One of the questions I am often asked by clients is “how much money do I need to retire?” Advertisements on TV and in magazines would have us believe that when we have accumulated this “magic number” we are ready to stop working. What the ads fail to mention is that this is just one of the important numbers you need to know to ensure a successful retirement. Just as critical in your planning is a realistic estimate of how long you will live.
In my last blog, A Different Angle, I wrote about the tendency of clients to put off their estate planning. One reason for their procrastination I’ve heard from more than one person is if they delay drawing up their documents, they will delay their death as well. This is usually said in jest. The irony is, when we are working on their financial plan and I want to assume a mortality rate in their 90s, they tell me they are not going to live that long!
Ron Gebhardtsbauer, who heads up the Actuarial Science Program at the Sheal College of Business at Penn State University estimates that a 65-year-old man has a 30% probability of living to 90, while a 65-year-old woman has a 40% chance. A married couple who is 65-years-old has a 60% chance one of them will live until at least age 90.

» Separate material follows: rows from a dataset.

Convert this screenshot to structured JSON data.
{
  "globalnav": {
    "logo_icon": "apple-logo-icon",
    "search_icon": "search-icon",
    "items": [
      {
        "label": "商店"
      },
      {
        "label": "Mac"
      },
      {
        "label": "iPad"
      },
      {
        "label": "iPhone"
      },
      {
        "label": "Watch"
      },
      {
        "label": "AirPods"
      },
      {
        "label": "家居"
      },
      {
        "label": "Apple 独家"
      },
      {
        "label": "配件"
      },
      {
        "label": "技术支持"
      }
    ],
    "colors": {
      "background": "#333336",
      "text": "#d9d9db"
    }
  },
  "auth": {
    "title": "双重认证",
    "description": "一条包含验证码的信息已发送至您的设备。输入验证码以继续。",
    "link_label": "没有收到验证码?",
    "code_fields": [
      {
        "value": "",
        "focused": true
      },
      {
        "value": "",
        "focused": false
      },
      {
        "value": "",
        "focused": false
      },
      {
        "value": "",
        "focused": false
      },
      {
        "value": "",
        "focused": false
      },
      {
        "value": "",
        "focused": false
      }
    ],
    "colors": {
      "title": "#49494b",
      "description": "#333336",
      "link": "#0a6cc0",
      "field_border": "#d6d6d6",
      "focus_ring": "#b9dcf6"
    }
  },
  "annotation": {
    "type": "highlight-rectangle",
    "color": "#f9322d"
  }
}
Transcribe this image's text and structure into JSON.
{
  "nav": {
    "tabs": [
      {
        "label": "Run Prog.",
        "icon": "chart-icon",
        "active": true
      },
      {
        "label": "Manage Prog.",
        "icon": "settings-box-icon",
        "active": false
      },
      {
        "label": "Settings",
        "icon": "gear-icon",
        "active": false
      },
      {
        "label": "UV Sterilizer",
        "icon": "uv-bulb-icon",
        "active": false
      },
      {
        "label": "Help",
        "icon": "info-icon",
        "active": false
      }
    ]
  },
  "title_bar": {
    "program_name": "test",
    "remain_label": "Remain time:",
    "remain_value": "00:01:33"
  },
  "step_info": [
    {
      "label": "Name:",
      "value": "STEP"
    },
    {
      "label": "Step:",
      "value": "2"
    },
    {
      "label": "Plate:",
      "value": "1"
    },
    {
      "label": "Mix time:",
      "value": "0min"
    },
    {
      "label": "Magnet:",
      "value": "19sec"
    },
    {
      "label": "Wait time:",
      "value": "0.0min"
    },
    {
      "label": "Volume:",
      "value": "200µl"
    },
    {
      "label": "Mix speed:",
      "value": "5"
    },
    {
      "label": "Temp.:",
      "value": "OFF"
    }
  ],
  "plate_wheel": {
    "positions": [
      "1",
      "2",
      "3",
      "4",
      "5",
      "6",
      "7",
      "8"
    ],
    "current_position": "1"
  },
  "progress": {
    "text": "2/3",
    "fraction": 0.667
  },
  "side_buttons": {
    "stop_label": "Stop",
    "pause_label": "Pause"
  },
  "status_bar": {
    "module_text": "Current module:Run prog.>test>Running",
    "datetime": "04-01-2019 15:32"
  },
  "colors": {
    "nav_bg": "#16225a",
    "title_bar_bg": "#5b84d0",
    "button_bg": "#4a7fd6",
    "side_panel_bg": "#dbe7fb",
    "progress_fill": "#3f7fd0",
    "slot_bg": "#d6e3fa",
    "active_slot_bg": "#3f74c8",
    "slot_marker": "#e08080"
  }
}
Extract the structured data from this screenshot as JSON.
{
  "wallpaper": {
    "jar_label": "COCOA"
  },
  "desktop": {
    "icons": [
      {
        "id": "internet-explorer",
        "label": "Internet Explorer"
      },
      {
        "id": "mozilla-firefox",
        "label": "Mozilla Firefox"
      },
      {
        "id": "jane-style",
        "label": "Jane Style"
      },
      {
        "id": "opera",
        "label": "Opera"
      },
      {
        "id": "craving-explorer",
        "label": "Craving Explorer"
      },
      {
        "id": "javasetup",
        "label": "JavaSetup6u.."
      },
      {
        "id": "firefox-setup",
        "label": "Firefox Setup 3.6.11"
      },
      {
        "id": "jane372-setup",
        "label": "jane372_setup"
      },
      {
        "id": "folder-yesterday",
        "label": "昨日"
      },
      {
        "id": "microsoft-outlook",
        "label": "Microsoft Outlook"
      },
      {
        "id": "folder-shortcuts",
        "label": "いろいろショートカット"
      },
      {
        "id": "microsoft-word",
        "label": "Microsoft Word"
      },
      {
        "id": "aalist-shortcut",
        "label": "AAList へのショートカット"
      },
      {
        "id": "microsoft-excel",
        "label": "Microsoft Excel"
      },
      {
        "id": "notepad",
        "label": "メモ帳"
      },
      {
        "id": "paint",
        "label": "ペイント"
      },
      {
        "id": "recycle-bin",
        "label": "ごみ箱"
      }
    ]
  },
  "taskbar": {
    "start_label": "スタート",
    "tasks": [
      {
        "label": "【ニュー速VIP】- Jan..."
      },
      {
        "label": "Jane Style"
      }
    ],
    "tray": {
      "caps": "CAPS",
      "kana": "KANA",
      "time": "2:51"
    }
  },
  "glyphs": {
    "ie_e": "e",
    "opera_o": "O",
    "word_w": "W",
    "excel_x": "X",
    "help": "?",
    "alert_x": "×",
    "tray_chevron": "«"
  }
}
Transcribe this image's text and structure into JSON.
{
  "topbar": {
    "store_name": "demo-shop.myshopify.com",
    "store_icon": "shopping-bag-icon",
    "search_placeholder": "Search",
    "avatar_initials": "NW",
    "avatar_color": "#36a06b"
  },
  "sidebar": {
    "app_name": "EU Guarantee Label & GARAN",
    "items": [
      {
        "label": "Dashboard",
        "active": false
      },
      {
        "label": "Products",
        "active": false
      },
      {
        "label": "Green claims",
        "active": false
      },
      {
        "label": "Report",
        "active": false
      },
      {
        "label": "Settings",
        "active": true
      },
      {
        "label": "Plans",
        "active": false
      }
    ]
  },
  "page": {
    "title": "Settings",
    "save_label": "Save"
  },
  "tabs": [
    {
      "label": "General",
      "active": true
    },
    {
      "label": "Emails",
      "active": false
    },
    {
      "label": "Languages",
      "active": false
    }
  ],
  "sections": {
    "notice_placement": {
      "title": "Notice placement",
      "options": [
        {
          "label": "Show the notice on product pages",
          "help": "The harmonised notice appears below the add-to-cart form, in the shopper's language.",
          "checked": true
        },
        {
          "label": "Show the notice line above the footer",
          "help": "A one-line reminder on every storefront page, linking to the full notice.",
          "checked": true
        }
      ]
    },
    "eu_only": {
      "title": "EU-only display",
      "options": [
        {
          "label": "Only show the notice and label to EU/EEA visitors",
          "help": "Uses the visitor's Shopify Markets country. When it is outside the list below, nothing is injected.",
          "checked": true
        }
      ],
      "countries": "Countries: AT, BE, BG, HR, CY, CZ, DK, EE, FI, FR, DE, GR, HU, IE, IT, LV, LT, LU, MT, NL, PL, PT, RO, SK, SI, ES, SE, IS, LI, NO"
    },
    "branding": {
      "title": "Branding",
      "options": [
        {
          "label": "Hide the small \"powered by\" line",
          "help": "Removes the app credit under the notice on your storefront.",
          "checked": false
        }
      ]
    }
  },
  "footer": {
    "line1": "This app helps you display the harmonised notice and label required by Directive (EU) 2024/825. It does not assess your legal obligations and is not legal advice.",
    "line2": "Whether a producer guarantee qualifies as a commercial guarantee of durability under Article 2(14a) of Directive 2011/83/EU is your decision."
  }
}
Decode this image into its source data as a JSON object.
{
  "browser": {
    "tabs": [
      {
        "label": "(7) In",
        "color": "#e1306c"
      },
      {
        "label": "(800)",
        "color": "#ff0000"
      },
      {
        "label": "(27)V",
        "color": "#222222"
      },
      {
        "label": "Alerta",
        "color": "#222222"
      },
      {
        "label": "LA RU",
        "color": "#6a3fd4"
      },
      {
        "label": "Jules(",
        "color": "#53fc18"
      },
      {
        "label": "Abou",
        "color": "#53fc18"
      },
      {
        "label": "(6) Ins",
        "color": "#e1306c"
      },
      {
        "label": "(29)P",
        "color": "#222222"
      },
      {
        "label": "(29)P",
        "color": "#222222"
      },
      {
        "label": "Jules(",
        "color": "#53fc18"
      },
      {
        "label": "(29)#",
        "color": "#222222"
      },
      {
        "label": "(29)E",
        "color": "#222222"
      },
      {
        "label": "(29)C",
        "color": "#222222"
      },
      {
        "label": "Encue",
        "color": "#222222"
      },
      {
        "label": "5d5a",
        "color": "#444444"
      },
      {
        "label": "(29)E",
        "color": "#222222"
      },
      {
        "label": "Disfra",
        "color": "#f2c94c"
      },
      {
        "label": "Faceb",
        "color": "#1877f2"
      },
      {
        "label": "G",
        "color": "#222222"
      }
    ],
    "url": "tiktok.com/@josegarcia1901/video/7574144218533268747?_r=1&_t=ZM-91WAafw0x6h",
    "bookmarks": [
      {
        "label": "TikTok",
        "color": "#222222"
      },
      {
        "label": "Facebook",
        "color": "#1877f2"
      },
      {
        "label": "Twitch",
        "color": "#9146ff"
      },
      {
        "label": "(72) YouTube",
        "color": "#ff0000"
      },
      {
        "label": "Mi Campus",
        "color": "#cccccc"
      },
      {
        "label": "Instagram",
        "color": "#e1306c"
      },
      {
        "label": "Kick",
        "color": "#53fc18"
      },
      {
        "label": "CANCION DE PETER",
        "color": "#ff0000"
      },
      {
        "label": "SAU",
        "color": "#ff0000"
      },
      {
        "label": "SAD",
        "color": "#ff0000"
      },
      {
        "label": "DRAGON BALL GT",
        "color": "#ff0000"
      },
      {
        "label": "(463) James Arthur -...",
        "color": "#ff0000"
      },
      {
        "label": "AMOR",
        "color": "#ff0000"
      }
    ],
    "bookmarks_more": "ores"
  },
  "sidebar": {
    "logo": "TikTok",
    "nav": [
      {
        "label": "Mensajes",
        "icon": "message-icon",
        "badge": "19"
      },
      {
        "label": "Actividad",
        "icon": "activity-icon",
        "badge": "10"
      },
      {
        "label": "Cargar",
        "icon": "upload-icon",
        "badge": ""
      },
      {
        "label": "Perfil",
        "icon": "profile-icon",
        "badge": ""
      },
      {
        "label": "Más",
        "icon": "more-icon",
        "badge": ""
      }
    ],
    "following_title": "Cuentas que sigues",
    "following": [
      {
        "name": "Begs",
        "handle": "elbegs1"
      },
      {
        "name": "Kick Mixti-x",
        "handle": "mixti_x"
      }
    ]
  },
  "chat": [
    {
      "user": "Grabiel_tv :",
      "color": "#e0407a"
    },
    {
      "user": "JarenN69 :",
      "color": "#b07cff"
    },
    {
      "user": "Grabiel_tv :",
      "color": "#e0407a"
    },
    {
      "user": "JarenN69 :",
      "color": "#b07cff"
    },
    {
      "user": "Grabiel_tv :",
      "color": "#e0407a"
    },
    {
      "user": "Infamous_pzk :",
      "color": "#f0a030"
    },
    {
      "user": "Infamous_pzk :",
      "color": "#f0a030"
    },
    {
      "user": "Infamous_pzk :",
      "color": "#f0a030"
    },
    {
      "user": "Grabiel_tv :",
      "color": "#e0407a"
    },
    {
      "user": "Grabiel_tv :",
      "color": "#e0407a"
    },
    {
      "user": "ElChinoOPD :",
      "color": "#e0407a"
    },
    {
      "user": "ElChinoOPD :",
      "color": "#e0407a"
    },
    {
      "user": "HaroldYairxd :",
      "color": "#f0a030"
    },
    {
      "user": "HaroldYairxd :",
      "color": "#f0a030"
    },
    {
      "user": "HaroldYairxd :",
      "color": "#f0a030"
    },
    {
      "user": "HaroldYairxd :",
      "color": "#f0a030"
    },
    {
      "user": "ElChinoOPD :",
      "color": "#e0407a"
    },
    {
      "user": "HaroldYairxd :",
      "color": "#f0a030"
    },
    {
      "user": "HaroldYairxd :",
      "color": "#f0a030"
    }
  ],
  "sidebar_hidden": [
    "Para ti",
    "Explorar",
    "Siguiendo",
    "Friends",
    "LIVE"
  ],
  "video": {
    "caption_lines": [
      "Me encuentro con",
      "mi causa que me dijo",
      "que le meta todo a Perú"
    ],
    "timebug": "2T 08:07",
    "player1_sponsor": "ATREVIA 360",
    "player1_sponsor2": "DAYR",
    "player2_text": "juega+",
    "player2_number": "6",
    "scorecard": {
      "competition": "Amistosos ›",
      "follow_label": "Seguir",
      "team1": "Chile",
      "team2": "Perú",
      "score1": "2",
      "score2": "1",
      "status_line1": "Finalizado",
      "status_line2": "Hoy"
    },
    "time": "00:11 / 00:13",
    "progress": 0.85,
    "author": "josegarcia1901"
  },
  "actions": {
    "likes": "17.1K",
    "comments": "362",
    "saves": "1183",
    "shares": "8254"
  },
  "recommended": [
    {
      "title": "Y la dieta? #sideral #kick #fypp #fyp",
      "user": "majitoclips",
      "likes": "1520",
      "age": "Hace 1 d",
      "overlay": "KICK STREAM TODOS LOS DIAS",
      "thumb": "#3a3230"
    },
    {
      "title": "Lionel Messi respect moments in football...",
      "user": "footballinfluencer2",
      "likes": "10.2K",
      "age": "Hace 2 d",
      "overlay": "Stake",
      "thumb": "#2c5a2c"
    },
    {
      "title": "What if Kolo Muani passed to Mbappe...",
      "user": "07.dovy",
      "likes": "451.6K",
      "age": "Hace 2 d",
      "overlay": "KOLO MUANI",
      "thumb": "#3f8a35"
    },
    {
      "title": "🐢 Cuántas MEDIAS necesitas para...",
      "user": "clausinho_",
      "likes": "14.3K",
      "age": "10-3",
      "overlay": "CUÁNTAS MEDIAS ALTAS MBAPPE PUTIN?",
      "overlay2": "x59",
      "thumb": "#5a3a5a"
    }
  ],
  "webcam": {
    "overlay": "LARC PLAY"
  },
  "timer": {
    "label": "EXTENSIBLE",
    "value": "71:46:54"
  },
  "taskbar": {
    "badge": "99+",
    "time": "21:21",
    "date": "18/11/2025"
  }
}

So, what mortality assumption should you use in your retirement planning? I was recently made aware of a tool called The Longevity Game on Northwestern Mutual’s website that takes factors such as your health, behavior and family history into account when producing your average life expectancy. You should play – the results might surprise you. It says I could live to age 98, so it looks like I have a few more decades of work ahead of me!